Babol University of Technology

Department of Mechanical Engineering

P.O. Box 484, Babol, Iran

**Tel:**+98 111 32 34 501ddg_davood@yahoo.com

E-mail:

**Received date:** August 28, 2016; **Accepted date:** September 23, 2016; **Published date:** September 27, 2016

**Citation: **Gholinia M, Ganji DD, Poorfallah M, Gholinia S (2016) Analytical and
Numerical Method in the Free Convection Flow of Pure Water Non-Newtonian
Nano fluid between Two Parallel Perpendicular Flat Plates. Innov Ener Res 5:142.

**Copyright:** © 2016 Gholinia M, et al. This is an open-access article distributed
under the terms of the Creative Commons Attribution License, which permits
unrestricted use, distribution, and reproduction in any medium, provided the
original author and source are credited.

**Visit for more related articles at** Innovative Energy & Research

In this research, free convection of a non-Newtonian silver-water nanofluid between two infinite parallel perpendicular flat plates is investigated. The Maxwell Garnetts (MG) nanofluid model is used in this work. The basic partial differential equations are reduced to the ordinary differential equations which are solved analytically using Homotopy Perturbation Method (HPM). The impact of various physical parameters such as nanoparticle volume fraction (φ ), dimensionless non-Newtonian viscosity ( ) and Eckert number (Ec) on the velocity and dimensionless temperature profiles is studied. The comparison of the results of HPM, Akbari-Ganji’s Method (AGM), Collocation Method (CM), the fourth-order Runge-Kutta numerical Method (NUM) and FlexPDE software results shows excellent complying in solving this problem.
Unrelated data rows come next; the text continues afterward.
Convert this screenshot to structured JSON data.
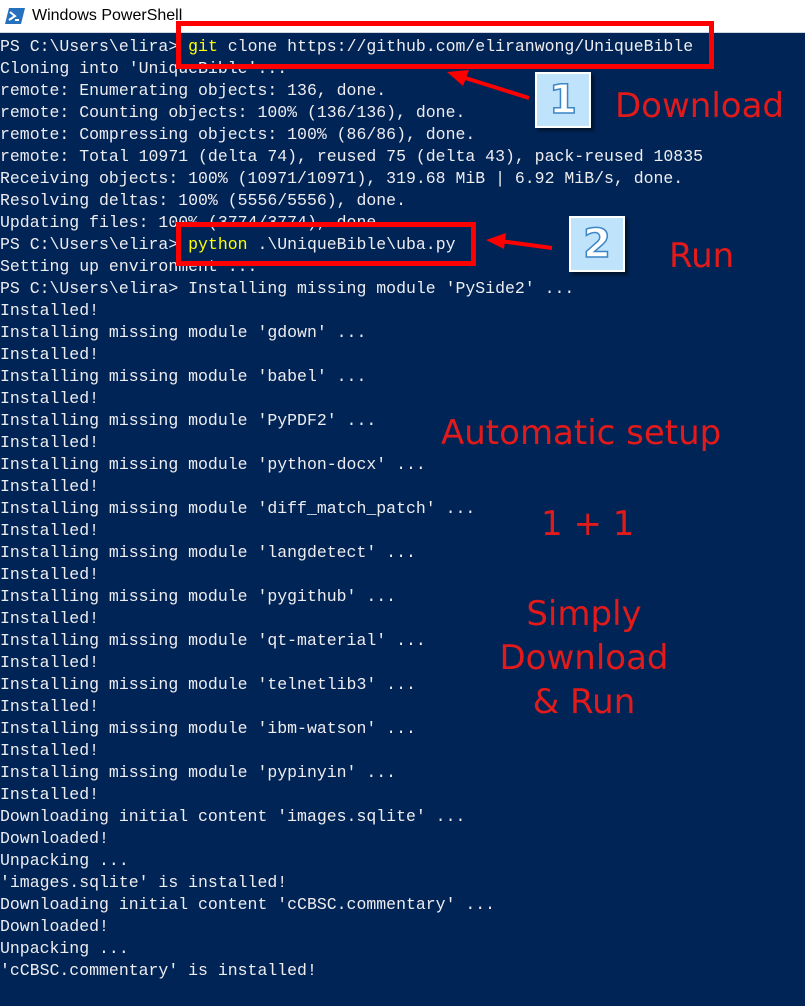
{
  "window": {
    "title": "Windows PowerShell",
    "icon": "powershell-icon"
  },
  "console": {
    "lines": [
      [
        {
          "t": "PS C:\\Users\\elira> "
        },
        {
          "t": "git",
          "c": "yellow"
        },
        {
          "t": " clone https://github.com/eliranwong/UniqueBible"
        }
      ],
      [
        {
          "t": "Cloning into 'UniqueBible'..."
        }
      ],
      [
        {
          "t": "remote: Enumerating objects: 136, done."
        }
      ],
      [
        {
          "t": "remote: Counting objects: 100% (136/136), done."
        }
      ],
      [
        {
          "t": "remote: Compressing objects: 100% (86/86), done."
        }
      ],
      [
        {
          "t": "remote: Total 10971 (delta 74), reused 75 (delta 43), pack-reused 10835"
        }
      ],
      [
        {
          "t": "Receiving objects: 100% (10971/10971), 319.68 MiB | 6.92 MiB/s, done."
        }
      ],
      [
        {
          "t": "Resolving deltas: 100% (5556/5556), done."
        }
      ],
      [
        {
          "t": "Updating files: 100% (3774/3774), done."
        }
      ],
      [
        {
          "t": "PS C:\\Users\\elira> "
        },
        {
          "t": "python",
          "c": "yellow"
        },
        {
          "t": " .\\UniqueBible\\uba.py"
        }
      ],
      [
        {
          "t": "Setting up environment ..."
        }
      ],
      [
        {
          "t": "PS C:\\Users\\elira> Installing missing module 'PySide2' ..."
        }
      ],
      [
        {
          "t": "Installed!"
        }
      ],
      [
        {
          "t": "Installing missing module 'gdown' ..."
        }
      ],
      [
        {
          "t": "Installed!"
        }
      ],
      [
        {
          "t": "Installing missing module 'babel' ..."
        }
      ],
      [
        {
          "t": "Installed!"
        }
      ],
      [
        {
          "t": "Installing missing module 'PyPDF2' ..."
        }
      ],
      [
        {
          "t": "Installed!"
        }
      ],
      [
        {
          "t": "Installing missing module 'python-docx' ..."
        }
      ],
      [
        {
          "t": "Installed!"
        }
      ],
      [
        {
          "t": "Installing missing module 'diff_match_patch' ..."
        }
      ],
      [
        {
          "t": "Installed!"
        }
      ],
      [
        {
          "t": "Installing missing module 'langdetect' ..."
        }
      ],
      [
        {
          "t": "Installed!"
        }
      ],
      [
        {
          "t": "Installing missing module 'pygithub' ..."
        }
      ],
      [
        {
          "t": "Installed!"
        }
      ],
      [
        {
          "t": "Installing missing module 'qt-material' ..."
        }
      ],
      [
        {
          "t": "Installed!"
        }
      ],
      [
        {
          "t": "Installing missing module 'telnetlib3' ..."
        }
      ],
      [
        {
          "t": "Installed!"
        }
      ],
      [
        {
          "t": "Installing missing module 'ibm-watson' ..."
        }
      ],
      [
        {
          "t": "Installed!"
        }
      ],
      [
        {
          "t": "Installing missing module 'pypinyin' ..."
        }
      ],
      [
        {
          "t": "Installed!"
        }
      ],
      [
        {
          "t": "Downloading initial content 'images.sqlite' ..."
        }
      ],
      [
        {
          "t": "Downloaded!"
        }
      ],
      [
        {
          "t": "Unpacking ..."
        }
      ],
      [
        {
          "t": "'images.sqlite' is installed!"
        }
      ],
      [
        {
          "t": "Downloading initial content 'cCBSC.commentary' ..."
        }
      ],
      [
        {
          "t": "Downloaded!"
        }
      ],
      [
        {
          "t": "Unpacking ..."
        }
      ],
      [
        {
          "t": "'cCBSC.commentary' is installed!"
        }
      ]
    ],
    "text_color": "#eeedf0",
    "command_color": "#ffff00",
    "background": "#012456"
  },
  "annotations": {
    "step1_number": "1",
    "step1_label": "Download",
    "step2_number": "2",
    "step2_label": "Run",
    "automatic_setup": "Automatic setup",
    "one_plus_one": "1 + 1",
    "simply_lines": [
      "Simply",
      "Download",
      "& Run"
    ],
    "color": "#e31a1a"
  }
}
Also, this research shows that AGM and HPM are powerful methods to solve non-linear differential equations, such as the problem raised in this research.
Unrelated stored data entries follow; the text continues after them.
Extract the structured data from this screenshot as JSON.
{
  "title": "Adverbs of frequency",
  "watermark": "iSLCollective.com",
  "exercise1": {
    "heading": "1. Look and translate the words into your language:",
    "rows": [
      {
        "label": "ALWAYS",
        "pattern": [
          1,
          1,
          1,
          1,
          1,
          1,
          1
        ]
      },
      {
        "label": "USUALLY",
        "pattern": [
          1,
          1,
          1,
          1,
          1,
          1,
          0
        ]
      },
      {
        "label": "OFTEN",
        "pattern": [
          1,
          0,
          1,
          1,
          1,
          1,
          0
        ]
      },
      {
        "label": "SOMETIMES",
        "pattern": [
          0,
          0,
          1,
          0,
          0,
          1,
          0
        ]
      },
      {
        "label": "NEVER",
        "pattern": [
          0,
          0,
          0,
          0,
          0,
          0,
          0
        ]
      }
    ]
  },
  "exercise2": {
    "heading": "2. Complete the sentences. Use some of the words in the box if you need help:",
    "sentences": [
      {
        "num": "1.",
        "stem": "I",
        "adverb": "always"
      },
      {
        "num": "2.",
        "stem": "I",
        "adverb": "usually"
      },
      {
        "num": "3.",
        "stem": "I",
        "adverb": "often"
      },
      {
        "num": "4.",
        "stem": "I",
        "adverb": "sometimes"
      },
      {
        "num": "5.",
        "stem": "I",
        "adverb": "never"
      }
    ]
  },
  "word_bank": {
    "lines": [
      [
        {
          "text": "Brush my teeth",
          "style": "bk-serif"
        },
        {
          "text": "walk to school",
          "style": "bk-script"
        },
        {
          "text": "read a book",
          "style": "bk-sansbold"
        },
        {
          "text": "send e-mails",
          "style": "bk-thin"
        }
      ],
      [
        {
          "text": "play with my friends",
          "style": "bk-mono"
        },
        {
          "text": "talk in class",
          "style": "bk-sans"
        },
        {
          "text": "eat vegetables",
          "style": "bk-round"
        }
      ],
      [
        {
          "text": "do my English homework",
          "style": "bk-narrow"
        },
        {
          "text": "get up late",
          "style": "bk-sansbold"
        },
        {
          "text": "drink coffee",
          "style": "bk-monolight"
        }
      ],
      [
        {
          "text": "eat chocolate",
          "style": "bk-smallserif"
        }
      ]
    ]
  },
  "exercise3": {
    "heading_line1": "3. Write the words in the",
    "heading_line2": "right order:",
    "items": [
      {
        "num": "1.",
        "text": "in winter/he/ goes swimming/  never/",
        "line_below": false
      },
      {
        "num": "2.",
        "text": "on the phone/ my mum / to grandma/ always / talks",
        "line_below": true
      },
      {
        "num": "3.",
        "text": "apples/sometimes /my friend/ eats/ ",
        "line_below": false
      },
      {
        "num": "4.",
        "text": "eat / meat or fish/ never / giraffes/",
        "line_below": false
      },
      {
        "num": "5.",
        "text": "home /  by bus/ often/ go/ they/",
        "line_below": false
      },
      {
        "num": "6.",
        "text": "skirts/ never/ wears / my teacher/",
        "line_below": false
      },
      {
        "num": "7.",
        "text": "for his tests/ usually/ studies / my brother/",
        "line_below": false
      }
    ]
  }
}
Free convection; Non-Newtonian; Nanofluid; Homotopy Perturbation Method; Akbari-Ganji’s method; Collocation method; FlexPDE software

In **fluid mechanics**, we study the particles’ behavior at any point
within the range of different physical conditions. Mathematical models
are used to describe physical phenomena in fluid mechanics for a
variety of fluids such as Newtonian and non-Newtonian fluids. More
engineering problems, especially some of the heat transfer equations
are non-linear. For this reason, resolving these difficult problems has
been a controversial issue for mathematicians, physicists and engineers.
Some equations are solved by numerical solutions; some are solved
using different analytical methods. Methods that can be introduced to
examine the non-linear problems such as the Differential Transform
Method (DTM) [1-2], Least Square Method (LSM) [3-4], Akbari-
Ganji’s Method (AGM) [5-8], Hamiltonian Approach [9], Variational
Iteration Method (VIM) [10], and Adomian’s Decomposition Method
(ADM) [11], many methods are not considered in this study because
of brevity. One of the semi-analytical methods which does not need
small parameters is the Homotopy Perturbation Method (HPM).
The homotopy perturbation method, proposed first by He in 1998
and was further developed and improved by He [12]. This method in
most cases provides fast convergence to solve series. Usually, due to
the small number of trial and error, leads to the achievement of highprecision
solutions. This new method is applied in a lot of researches
in engineering sciences [13-17]. Heat transfer by free convection
frequently occurs in many physical problems and engineering
applications such as **geothermal** systems, heat exchangers, chemical
catalytic reactors, fiber and granular insulation, packed beds, petroleum
reservoirs and nuclear waste repositories [18-21]. In view of its
importance, the flow of Newtonian and **non-Newtonian** fluids through
two infinite parallel perpendicular flat plates has been examined by a
large number of researchers. The natural convection problem between
vertical flat plates for a certain class of non-Newtonian fluids has been
carried out by Bruce and Na [22]. Other laminar natural convection
problems involving heat transfer have been also studied by Ziabakhsh
and Domairry [23]. Rajagopal and Na [24] presented an analysis for
the natural convection in non-Newtonian fluid flow between two
parallel plates. Yoshino et al. [25] presented a new numerical method for
incompressible non-Newtonian fluid flows based on the lattice Boltzmann
method (LBM). Pawar et al. [26] carried out an experimental study on
isothermal steady state and non-**isothermal** unsteady state conditions in
helical coils for Newtonian and non-Newtonian fluids. Also, numerous
models and methods have been proposed by different authors to study
convective flows of nanofluids and we mention here the papers written
by Khan and Pop [27] Vajravelu et al. [28] and Yacob et al. [29]. The
main aim of this work is to present the effects of nanoparticle volume
fraction, dimensionless non-Newtonian viscosity and Eckert number
on velocity profiles and temperature profiles in the flow of nanofluids
between two infinite parallel perpendicular flat plates. The Maxwell–
Garnetts (MG) nanofluid model [30] is used in this work. The reduced
ordinary differential equations are solved analytically using HPM. The
comparison of the results of HPM, Akbari-Ganji’s Method (AGM),
Collocation Method (CM), the fourth-order Runge-Kutta numerical
Method (NUM) and FlexPDE software results shows excellent
complying in solving this non-linear problem.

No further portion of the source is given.